Since the relationship of the couple is not officially registered in any way, unplanned pregnancy causes many couples to break up . If for an unofficial spouse, the unborn child is not desirable, then the woman risks being left “with nothing” with a meager allowance and a baby in her arms. But it also happens that pregnancy becomes an occasion to finally formalize your relationship. However, practice shows that most women do not dare to have a child in a civil marriage .

A child born in an unregistered union has all the same rights and obligations as a baby born in a registered family.

The registration process itself does not present any difficulties, it takes place in almost the same way, additionally father's consent is required to register a child under his own name.

If a woman receives a certificate as a single mother, then if the father later wants to give the child his last name, it will be necessary issue a certificate of paternity .
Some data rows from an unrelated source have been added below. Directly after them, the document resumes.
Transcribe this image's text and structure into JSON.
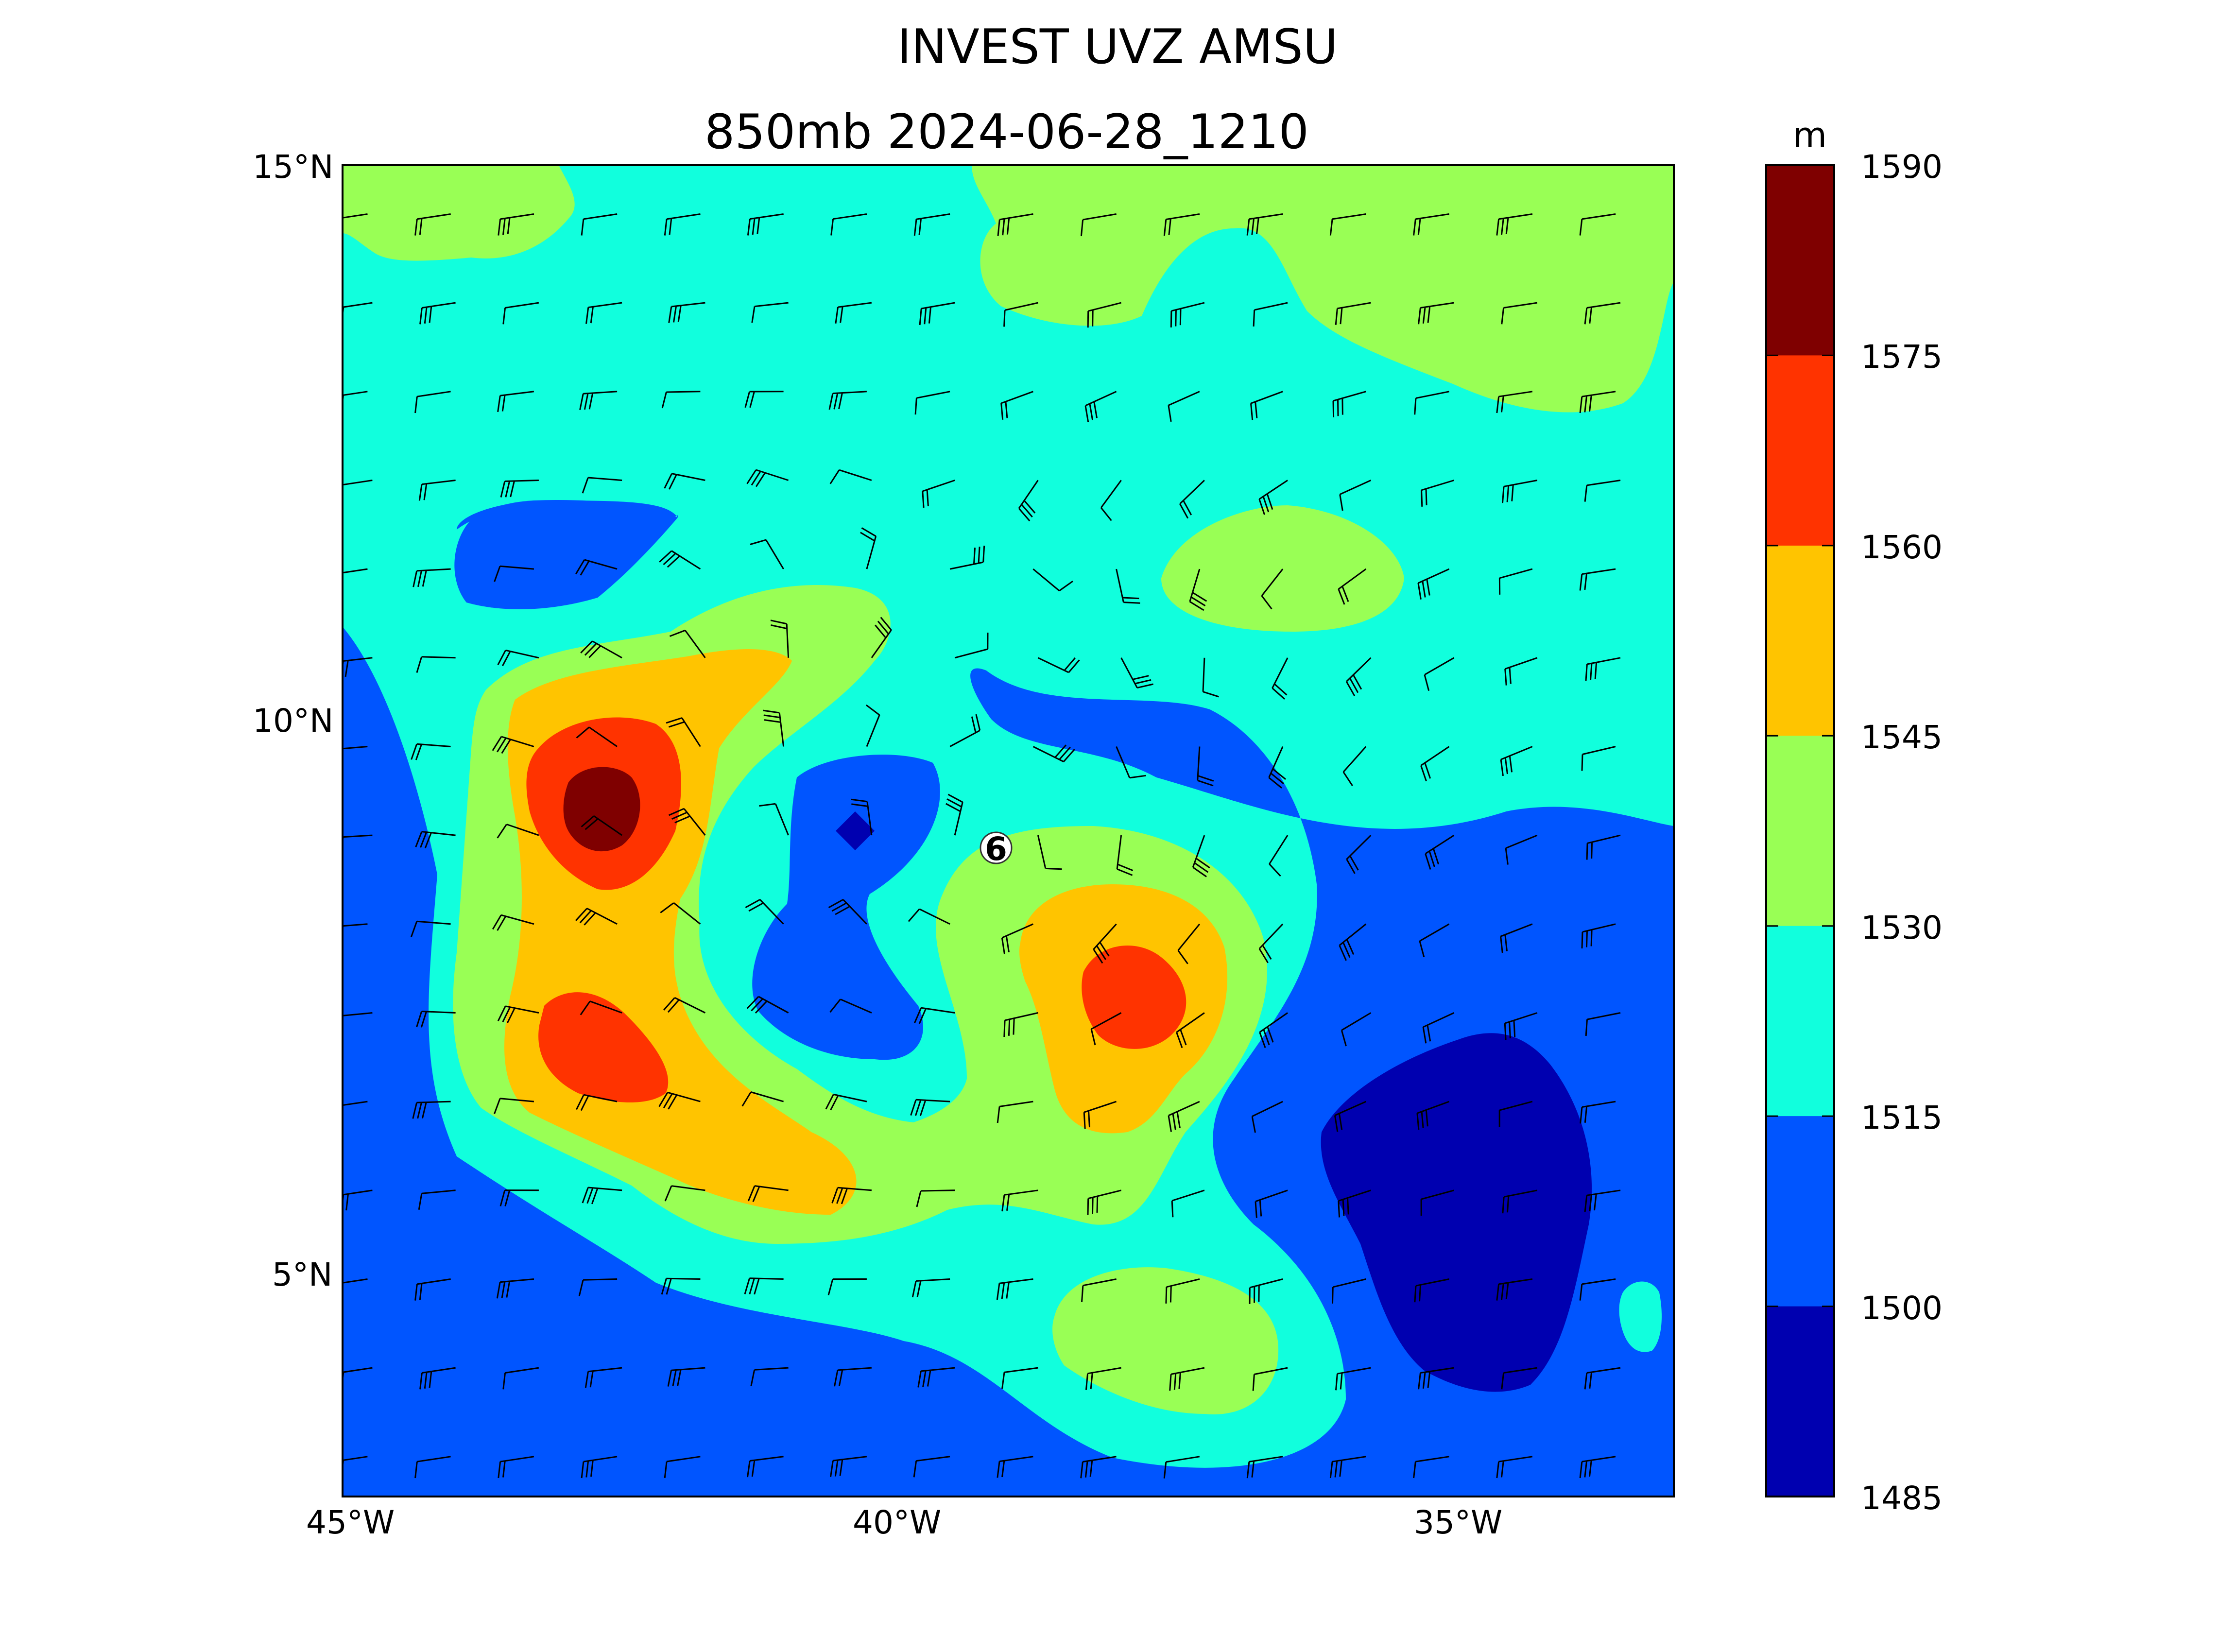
{
  "title": "INVEST UVZ AMSU",
  "subtitle": "850mb 2024-06-28_1210",
  "storm_marker": "6",
  "map": {
    "lon_range": [
      -45,
      -33
    ],
    "lat_range": [
      2,
      15
    ],
    "x_ticks": [
      "45°W",
      "40°W",
      "35°W"
    ],
    "y_ticks": [
      "15°N",
      "10°N",
      "5°N"
    ]
  },
  "colorbar": {
    "unit": "m",
    "levels": [
      "1590",
      "1575",
      "1560",
      "1545",
      "1530",
      "1515",
      "1500",
      "1485"
    ],
    "colors": [
      "#7f0000",
      "#ff3300",
      "#ffc400",
      "#99ff55",
      "#11ffdd",
      "#0055ff",
      "#0000b0"
    ]
  },
  "chart_data": {
    "type": "heatmap",
    "title": "INVEST UVZ AMSU",
    "subtitle": "850mb 2024-06-28_1210",
    "variable": "850mb geopotential height with wind barbs",
    "unit": "m",
    "contour_levels": [
      1485,
      1500,
      1515,
      1530,
      1545,
      1560,
      1575,
      1590
    ],
    "features": [
      {
        "type": "max",
        "lon": -42.5,
        "lat": 9.3,
        "value_range": [
          1575,
          1590
        ]
      },
      {
        "type": "max",
        "lon": -42.7,
        "lat": 6.9,
        "value_range": [
          1560,
          1575
        ]
      },
      {
        "type": "max",
        "lon": -37.9,
        "lat": 7.7,
        "value_range": [
          1560,
          1575
        ]
      },
      {
        "type": "min",
        "lon": -40.4,
        "lat": 8.9,
        "value_range": [
          1485,
          1500
        ]
      },
      {
        "type": "min",
        "lon": -35.0,
        "lat": 5.2,
        "value_range": [
          1485,
          1500
        ]
      },
      {
        "type": "storm_center",
        "lon": -39.2,
        "lat": 8.8,
        "label": "6"
      }
    ]
  }
}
Do spouses need official marriage - we study the advantages and disadvantages of registration

Who would not say anything, but most women still I want guarantees and stability . Of course, anything can happen even in a marriage. But formalized relationship , to a greater extent give a woman confidence and a sense of comprehensive security, not only for herself, but also for her unborn child.

From a legal point of view, in our state, a couple in a legal relationship, of course, has more legal rights:

  • The main advantage is the solution of the property issue in the event of a divorce : it does not matter to whom this or that thing is framed, if it was acquired during marriage, then this joint property is divided in half after a divorce (or proportionally, depending on who the child remains with).
  • For women, it is also important that the spouse is automatically recognized as the father of a child born in an official union., as opposed to cohabitation, when paternity is required.
  • A couple in a legal union will be more likely to receive housing when resolving issues with the queue for an apartment.
    If you go to the hospital, then only the official spouse will be allowed to see you, because according to the law, only close relatives and the legal husband or wife are allowed to see the patient.

The only downside I see is red tape arising in the event of a divorce . After all, if the spouses cannot come to a common decision, the divorce procedure can drag on for years.

It is up to you to decide which marriage is better - civil or official.

But before deciding on a joint cohabitation, think about the consequences of illegal relationships for you and your unborn child.